Hyperandrogénie: l’athlète nigérienne Aminatou Seyni privée des JO de Tokyo

Hyperandrogénie: l’athlète nigérienne Aminatou Seyni privée des JO de Tokyo

Aminatou Seyni, sprinteuse nigérienne qualifiée pour Tokyo 2020 sur 200m, doit faire une croix sur le rendez-vous Japonais. Visée par le règlement de la fédération internationale d’athlétisme sur l’hyperandrogénie, elle refuse de prendre un traitement médicamenteux pour faire baisser son taux de testostérone.

Les Jeux olympiques d’été 2020, prévus à Tokyo du 30 juillet au 8 août 2021 (décalés d’un an en raison de la pandémie de Covid-19), se feront sans Aminatou Seyni. La Nigérienne devait pourtant s’aligner sur 200m au Japon. Mais l’information est tombée durant le week-end : l’athlète de 24 ans renonce au rendez-vous planétaire.

« Je ne peux pas prendre des médicaments que je ne connais pas »

Selon le vice-président du Comité national olympique du Niger et chef de la délégation nigérienne, Aminatou Seyni ne pourra pas faire le voyage à Tokyo cet été en raison des règlements de la fédération internationale d’athlétisme (IAAF).
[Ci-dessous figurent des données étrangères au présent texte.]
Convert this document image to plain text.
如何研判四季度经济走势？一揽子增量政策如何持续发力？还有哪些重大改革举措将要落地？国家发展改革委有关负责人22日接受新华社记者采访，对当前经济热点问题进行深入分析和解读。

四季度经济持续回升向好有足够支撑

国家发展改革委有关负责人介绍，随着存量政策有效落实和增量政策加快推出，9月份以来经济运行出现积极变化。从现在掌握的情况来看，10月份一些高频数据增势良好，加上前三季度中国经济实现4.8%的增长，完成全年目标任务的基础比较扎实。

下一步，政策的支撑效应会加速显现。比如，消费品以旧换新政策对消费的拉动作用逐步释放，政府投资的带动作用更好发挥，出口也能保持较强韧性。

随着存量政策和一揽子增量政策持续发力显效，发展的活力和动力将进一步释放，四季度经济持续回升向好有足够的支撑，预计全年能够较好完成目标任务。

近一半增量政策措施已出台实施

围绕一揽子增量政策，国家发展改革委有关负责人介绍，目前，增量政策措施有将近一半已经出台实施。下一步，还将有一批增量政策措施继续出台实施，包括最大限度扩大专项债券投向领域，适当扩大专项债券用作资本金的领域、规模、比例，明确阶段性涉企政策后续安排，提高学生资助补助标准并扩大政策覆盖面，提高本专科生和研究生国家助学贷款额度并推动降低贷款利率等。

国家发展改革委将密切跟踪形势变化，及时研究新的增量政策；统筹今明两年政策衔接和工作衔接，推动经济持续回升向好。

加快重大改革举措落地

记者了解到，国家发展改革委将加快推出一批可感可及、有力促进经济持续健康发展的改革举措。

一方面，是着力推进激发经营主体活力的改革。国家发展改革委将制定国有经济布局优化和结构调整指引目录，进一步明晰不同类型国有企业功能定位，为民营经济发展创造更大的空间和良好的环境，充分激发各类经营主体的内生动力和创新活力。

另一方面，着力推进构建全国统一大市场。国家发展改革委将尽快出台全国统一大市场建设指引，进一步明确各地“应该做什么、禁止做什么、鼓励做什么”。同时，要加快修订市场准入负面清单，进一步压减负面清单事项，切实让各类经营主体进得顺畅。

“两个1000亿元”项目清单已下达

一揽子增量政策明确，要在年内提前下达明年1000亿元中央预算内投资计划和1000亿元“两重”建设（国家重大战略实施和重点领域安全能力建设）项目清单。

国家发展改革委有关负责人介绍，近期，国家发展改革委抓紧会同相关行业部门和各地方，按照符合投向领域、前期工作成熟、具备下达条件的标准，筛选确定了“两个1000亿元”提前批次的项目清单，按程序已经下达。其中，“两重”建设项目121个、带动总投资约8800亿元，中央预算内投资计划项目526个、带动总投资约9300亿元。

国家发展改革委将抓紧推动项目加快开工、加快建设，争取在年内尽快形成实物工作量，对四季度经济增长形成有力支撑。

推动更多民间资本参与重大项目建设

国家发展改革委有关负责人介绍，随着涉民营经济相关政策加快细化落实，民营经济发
Comme la Sud-Africaine Caster Semenya, et comme c’était déjà le cas pour elle en 2019, la « Gazelle du désert » est victime des règles autour de l’hyperandrogénie. Aminatou Seyni assure qu’on voulait la contraindre à prendre des produits pour baisser son taux de testostérone, ce qu’elle a refusé.

« Ils m’ont demandé de prendre quelques médicaments. J’ai dit que je ne pouvais pas prendre des médicaments que je ne connais pas. C’est délicat, je ne peux pas prendre ce que je ne connais pas », explique-t-elle au micro de RFI à Niamey.